In Lemmon, she joined the Presbyterian Church, where her grandmother had been a member for 60 years. When the church was between full-time pastors, members called on her to fill-in, commenting, “You’re a writer, you can preach.” In 1986 she became an oblate, or associate, of a Benedictine monastery, Assumption Abbey in North Dakota. Subsequently, she spent two years in residence at the Ecumenical (now Collegeville) Institute at St. John’s Abbey in Collegeville, Minnesota. Her next book, The Cloister Walk, is structured as a diary of her monastic experience interspersed with meditations on virgin saints, Emily Dickinson, celibacy, loneliness, monogamy, and a hymnist of the early church, Ephrem of Syria. Some reviewers have compared her portrait of the world of the monastics to the writings of Thomas Merton. Her book Amazing Grace continues her theme that the spiritual world is rooted in the chaos of daily life. In this book, she sheds light on the very difficult theological concepts such as grace, repentance, dogma, and faith. Her intention is to tell stories about these religious concepts by grounding them in the world in which we live.
Her book, The Virgin of Bennington, is a continuous narrative in which she shares the period of her life before Dakota. From her sheltered youth, to her entrée into the New York art world, she describes the internal and external journey of an artistic young woman trying to find a place for herself amid the cultural tumult of the 1960’s and 70’s. Other books include Journey: New and Selected Poems, and Little Girls in Church. Kathleen Norris is the recipient of grants from the Bush and Guggenheim Foundations. Her book, entitled Acedia & Me: A Marriage, Monks, and a Writer’s Life, was published in September 2008 and was a New York Times bestseller.
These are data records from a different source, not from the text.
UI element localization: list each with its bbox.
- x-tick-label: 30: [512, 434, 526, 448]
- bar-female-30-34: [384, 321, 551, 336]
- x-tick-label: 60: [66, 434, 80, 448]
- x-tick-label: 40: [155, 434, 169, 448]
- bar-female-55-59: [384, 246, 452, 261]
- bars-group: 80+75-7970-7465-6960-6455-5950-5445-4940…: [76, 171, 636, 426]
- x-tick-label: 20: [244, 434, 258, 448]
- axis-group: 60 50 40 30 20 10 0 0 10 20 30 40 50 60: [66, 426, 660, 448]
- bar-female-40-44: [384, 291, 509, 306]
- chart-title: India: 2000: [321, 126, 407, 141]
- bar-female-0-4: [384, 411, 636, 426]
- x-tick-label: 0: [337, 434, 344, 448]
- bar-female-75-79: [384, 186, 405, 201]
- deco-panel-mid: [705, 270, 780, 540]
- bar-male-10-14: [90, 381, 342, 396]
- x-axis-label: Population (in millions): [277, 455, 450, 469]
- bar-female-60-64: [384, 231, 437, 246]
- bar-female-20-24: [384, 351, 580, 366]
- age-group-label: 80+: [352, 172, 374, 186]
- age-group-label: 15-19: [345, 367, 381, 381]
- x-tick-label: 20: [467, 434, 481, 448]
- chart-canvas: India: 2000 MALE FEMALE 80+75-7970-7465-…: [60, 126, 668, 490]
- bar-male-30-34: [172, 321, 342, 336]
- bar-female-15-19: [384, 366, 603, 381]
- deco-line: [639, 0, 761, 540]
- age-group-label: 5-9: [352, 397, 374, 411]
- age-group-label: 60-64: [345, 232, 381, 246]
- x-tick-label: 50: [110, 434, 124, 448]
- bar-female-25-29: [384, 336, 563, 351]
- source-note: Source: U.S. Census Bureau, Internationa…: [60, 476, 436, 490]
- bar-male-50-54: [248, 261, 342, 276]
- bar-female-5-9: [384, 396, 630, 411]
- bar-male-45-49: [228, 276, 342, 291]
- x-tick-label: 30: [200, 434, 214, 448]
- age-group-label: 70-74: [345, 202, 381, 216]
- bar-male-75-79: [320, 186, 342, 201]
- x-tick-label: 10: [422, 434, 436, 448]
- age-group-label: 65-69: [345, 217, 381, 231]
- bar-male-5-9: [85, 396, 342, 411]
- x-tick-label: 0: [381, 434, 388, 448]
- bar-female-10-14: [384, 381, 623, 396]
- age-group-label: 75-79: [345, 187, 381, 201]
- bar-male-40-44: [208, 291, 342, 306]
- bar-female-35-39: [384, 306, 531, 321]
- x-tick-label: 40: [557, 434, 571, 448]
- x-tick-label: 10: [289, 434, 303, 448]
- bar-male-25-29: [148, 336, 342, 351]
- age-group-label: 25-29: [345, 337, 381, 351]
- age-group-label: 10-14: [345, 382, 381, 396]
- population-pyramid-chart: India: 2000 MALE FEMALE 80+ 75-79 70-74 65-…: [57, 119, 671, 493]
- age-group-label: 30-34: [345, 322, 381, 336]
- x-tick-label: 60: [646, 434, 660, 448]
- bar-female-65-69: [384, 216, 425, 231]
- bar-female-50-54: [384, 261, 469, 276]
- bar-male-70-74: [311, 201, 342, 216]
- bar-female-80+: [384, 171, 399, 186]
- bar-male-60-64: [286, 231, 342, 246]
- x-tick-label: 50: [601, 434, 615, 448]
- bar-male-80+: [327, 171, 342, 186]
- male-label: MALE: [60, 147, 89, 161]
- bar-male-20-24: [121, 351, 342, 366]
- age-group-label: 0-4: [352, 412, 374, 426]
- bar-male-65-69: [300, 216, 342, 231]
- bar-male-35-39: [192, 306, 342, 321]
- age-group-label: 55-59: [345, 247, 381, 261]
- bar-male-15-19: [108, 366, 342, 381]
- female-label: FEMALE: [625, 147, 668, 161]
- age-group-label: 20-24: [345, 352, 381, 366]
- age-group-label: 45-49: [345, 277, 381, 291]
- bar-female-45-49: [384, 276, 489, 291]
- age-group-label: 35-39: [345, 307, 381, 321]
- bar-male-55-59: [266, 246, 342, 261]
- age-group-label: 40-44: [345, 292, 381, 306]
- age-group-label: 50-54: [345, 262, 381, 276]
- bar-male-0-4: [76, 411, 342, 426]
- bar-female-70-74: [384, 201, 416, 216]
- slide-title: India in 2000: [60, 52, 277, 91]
It is a study of acedia, the ancient word for the spiritual side of sloth. In it she examines the topic in the light of theology, psychology, monastic spirituality, and her own experience. Norris also appears on the DVD and companion book project titled Embracing a Life of Meaning: Kathleen Norris on Discovering What Matters.
Widowed in 2003, Kathleen Norris now divides her time between South Dakota and Honolulu, Hawaii, where she volunteers at an Episcopal church. She travels to the mainland regularly to speak to students, medical professionals, social workers, and chaplains at colleges and universities, as well as churches and teaching hospitals. For many years she was the poetry editor of Spirituality & Health magazine, and is currently the nonfiction editor of the Saint Katherine Review. She also serves as an editorial advisor to Give Us This Day.